Does work ultimately set women free?

Scott Kamps

Scott Kamps

The best way to honor/celebrate women is confronting feminism’s destructive lies.

A fundamental tenet of feminism is for women to be just like men, who have it so good. The envy that feminists have – and promote – of men is based on their perception that men can have sex without consequences, have adventurous jobs, and avoid the drudgery of home life.

Feminism argues men and women have an equal right to pursue their separate careers. While I’m not advocating women can’t work outside the home, I recognize the basic reality of differences between men and women – and women are designed for domesticity.

The roots of the feminist contention mentioned above started with ideas like Mary Wollstonecraft’s, who argued females shouldn’t be seen as women, but “human creatures.” Percy Shelley furthered her ideas claiming sex differences were “detestable distinctions” needing to be abolished.

Karl Marx and Friedrich Engels developed and popularized this concept even more. Engels was actually the first to use the word “patriarchy” negatively, redefining patriarchy as a male system of power used to control women. He argued through patriarchy, women were degraded and reduced to servitude, becoming “mere instruments for the production of children.”

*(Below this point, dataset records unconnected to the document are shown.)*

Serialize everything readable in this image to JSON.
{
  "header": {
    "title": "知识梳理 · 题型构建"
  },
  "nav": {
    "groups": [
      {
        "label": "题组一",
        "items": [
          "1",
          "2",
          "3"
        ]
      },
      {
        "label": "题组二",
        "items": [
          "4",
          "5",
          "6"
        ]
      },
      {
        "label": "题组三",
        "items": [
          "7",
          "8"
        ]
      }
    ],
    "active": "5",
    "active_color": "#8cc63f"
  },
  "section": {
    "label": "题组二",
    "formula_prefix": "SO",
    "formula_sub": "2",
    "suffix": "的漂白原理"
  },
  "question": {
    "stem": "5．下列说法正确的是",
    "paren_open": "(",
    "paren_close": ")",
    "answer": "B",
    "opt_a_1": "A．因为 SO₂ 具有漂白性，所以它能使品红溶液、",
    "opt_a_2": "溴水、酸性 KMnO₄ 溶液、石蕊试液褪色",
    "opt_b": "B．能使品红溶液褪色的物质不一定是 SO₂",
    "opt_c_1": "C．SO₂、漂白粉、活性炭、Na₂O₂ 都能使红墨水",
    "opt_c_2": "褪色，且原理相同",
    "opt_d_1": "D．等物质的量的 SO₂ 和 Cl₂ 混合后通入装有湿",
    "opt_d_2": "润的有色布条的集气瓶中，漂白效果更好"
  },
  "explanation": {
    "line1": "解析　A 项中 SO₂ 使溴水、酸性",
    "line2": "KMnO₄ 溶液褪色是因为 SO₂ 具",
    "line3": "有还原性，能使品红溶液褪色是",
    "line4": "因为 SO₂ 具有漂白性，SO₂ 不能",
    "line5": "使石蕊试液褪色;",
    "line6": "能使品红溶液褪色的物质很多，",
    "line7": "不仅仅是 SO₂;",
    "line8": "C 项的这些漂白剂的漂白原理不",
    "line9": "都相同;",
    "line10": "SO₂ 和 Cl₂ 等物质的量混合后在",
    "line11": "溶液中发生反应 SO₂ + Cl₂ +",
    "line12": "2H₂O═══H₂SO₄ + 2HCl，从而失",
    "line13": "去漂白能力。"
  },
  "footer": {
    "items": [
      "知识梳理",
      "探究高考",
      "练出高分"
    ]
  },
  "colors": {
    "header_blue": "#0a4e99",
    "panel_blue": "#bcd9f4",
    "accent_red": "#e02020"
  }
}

Marxist philosophy – because of the importance placed on work – viewed men and women as interchangeable: sending women out to the workforce, collecting children into government care and providing abortions to ensure work wasn’t interrupted. Women who chose to have babies were rushed back to the workforce as quickly as possible.  

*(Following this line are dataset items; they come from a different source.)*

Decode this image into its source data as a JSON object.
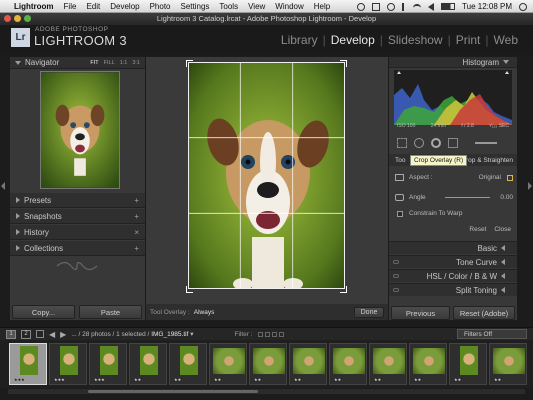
{
  "menubar": {
    "app": "Lightroom",
    "items": [
      "File",
      "Edit",
      "Develop",
      "Photo",
      "Settings",
      "Tools",
      "View",
      "Window",
      "Help"
    ],
    "clock": "Tue 12:08 PM"
  },
  "window": {
    "title": "Lightroom 3 Catalog.lrcat - Adobe Photoshop Lightroom - Develop"
  },
  "identity": {
    "logo": "Lr",
    "adobe_label": "ADOBE PHOTOSHOP",
    "product": "LIGHTROOM 3"
  },
  "modules": [
    "Library",
    "Develop",
    "Slideshow",
    "Print",
    "Web"
  ],
  "left_panel": {
    "navigator": {
      "title": "Navigator",
      "zoom": [
        "FIT",
        "FILL",
        "1:1",
        "3:1"
      ]
    },
    "sections": [
      "Presets",
      "Snapshots",
      "History",
      "Collections"
    ],
    "section_actions": [
      "+",
      "+",
      "×",
      "+"
    ],
    "copy_label": "Copy...",
    "paste_label": "Paste"
  },
  "center": {
    "tool_overlay_label": "Tool Overlay :",
    "tool_overlay_value": "Always",
    "done_label": "Done"
  },
  "right_panel": {
    "histogram_title": "Histogram",
    "histo_info": [
      "ISO 100",
      "24 mm",
      "f / 2.8",
      "¹⁄₁₂₅ SEC"
    ],
    "tooltip": "Crop Overlay (R)",
    "crop_header": "Crop & Straighten",
    "crop_header_prefix": "Too",
    "aspect_label": "Aspect :",
    "aspect_value": "Original",
    "angle_label": "Angle",
    "angle_value": "0.00",
    "constrain_label": "Constrain To Warp",
    "reset_label": "Reset",
    "close_label": "Close",
    "sections": [
      "Basic",
      "Tone Curve",
      "HSL / Color / B & W",
      "Split Toning"
    ],
    "previous_label": "Previous",
    "reset_adobe_label": "Reset (Adobe)"
  },
  "filmstrip_bar": {
    "pages": [
      "1",
      "2"
    ],
    "path_prefix": "... / 28 photos / 1 selected /",
    "filename": "IMG_1985.tif",
    "filter_label": "Filter :",
    "filters_value": "Filters Off"
  },
  "filmstrip": {
    "thumbs": [
      "portrait",
      "portrait",
      "portrait",
      "portrait",
      "portrait",
      "landscape",
      "landscape",
      "landscape",
      "landscape",
      "landscape",
      "landscape",
      "portrait",
      "landscape"
    ],
    "stars": [
      "★★★",
      "★★★",
      "★★★",
      "★★",
      "★★",
      "★★",
      "★★",
      "★★",
      "★★",
      "★★",
      "★★",
      "★★",
      "★★"
    ]
  },
  "colors": {
    "accent_logo": "#cfd7e2",
    "panel": "#383838",
    "background": "#1c1c1c"
  }
}
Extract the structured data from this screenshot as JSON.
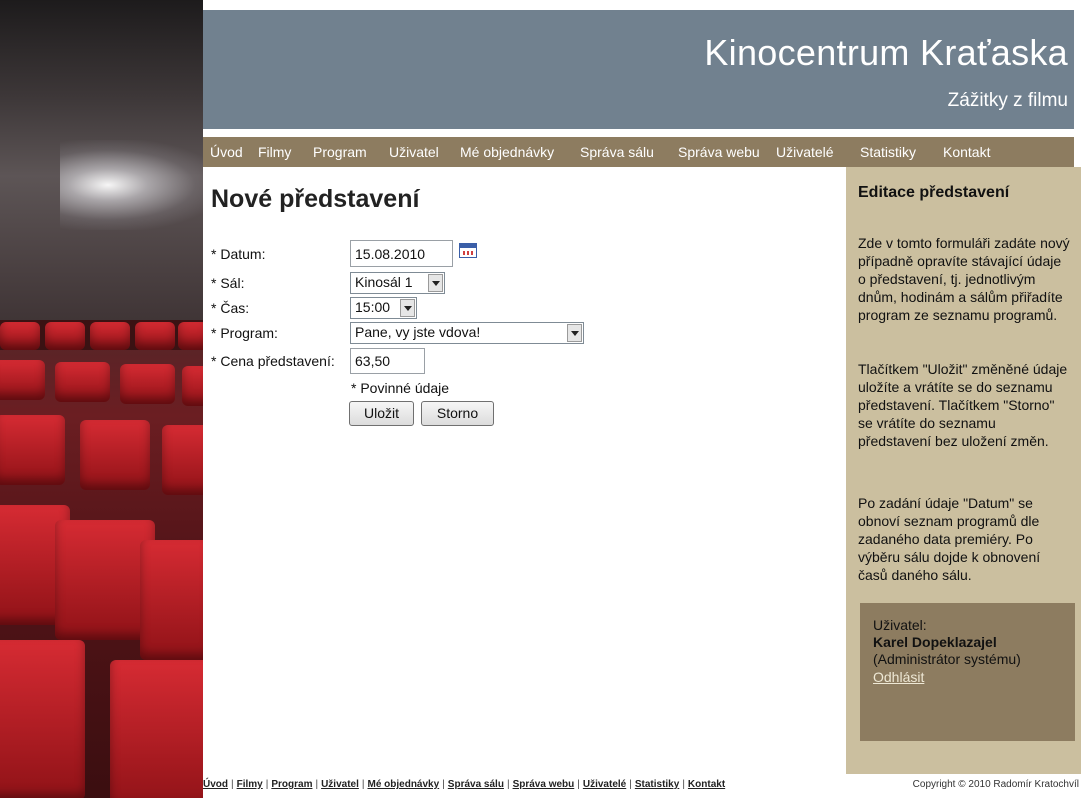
{
  "header": {
    "title": "Kinocentrum Kraťaska",
    "subtitle": "Zážitky z filmu"
  },
  "nav": {
    "items": [
      "Úvod",
      "Filmy",
      "Program",
      "Uživatel",
      "Mé objednávky",
      "Správa sálu",
      "Správa webu",
      "Uživatelé",
      "Statistiky",
      "Kontakt"
    ]
  },
  "main": {
    "title": "Nové představení",
    "form": {
      "date_label": "* Datum:",
      "date_value": "15.08.2010",
      "hall_label": "* Sál:",
      "hall_value": "Kinosál 1",
      "time_label": "* Čas:",
      "time_value": "15:00",
      "program_label": "* Program:",
      "program_value": "Pane, vy jste vdova!",
      "price_label": "* Cena představení:",
      "price_value": "63,50",
      "required_note": "* Povinné údaje",
      "save_label": "Uložit",
      "cancel_label": "Storno"
    }
  },
  "sidebar": {
    "title": "Editace představení",
    "paragraphs": [
      "Zde v tomto formuláři zadáte nový případně opravíte stávající údaje o představení, tj. jednotlivým dnům, hodinám a sálům přiřadíte program ze seznamu programů.",
      "Tlačítkem \"Uložit\" změněné údaje uložíte a vrátíte se do seznamu představení. Tlačítkem \"Storno\" se vrátíte do seznamu představení bez uložení změn.",
      "Po zadání údaje \"Datum\" se obnoví seznam programů dle zadaného data premiéry. Po výběru sálu dojde k obnovení časů daného sálu."
    ],
    "user": {
      "label": "Uživatel:",
      "name": "Karel Dopeklazajel",
      "role": "(Administrátor systému)",
      "logout": "Odhlásit"
    }
  },
  "footer": {
    "links": [
      "Úvod",
      "Filmy",
      "Program",
      "Uživatel",
      "Mé objednávky",
      "Správa sálu",
      "Správa webu",
      "Uživatelé",
      "Statistiky",
      "Kontakt"
    ],
    "separator": "|",
    "copyright": "Copyright © 2010 Radomír Kratochvíl"
  },
  "colors": {
    "header_bg": "#71818f",
    "nav_bg": "#8d7c60",
    "sidebar_bg": "#cbbf9f",
    "userbox_bg": "#8d7c60"
  },
  "icons": {
    "calendar": "calendar-icon",
    "dropdown": "chevron-down-icon"
  }
}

Marxist thought was that women would only truly be free when they enter the paid workforce. This view of women was progress away from “patriarchy” in the eyes of American feminists.

In The Feminine Mystique, Betty Friedan wrote “the emancipation of woman and their equality with men are impossible and must remain so as long as women are excluded from socially productive work and restricted to house work,” with the same logic as Marx/Engels.

She goes on to compare homemaking with being a concentration camp prisoner!

In her excellent book The End of Woman, Carrie Gress says of Friedan’s analogy, “It’s hard to wrap one’s head around how over wrought this comparison is. What the starved, gassed, lice-infested, raped, brutalized, tortured, and ultimately exterminated people in real concentration camps would have given to live like the most privileged women in human history.”

Since most women didn’t want to leave the domestic sphere, Friedan preached a gospel of discontent/envy to entice women out of the home. The feminist mantra was proclaimed far and wide: domestic life is enslavement, work will set you free.

Not only is that motto a lie from the pits of hell, but it was also – ironically – the slogan over the gate entering into Auschwitz (“Arbeit Macht Frei”).

Women have been bamboozled: they take on a second job and are then unable to get their husbands to help much with the first one (laundry, cooking, etc).

The one who benefits from feminism is the self-centered male: now profiting from two paychecks instead of one.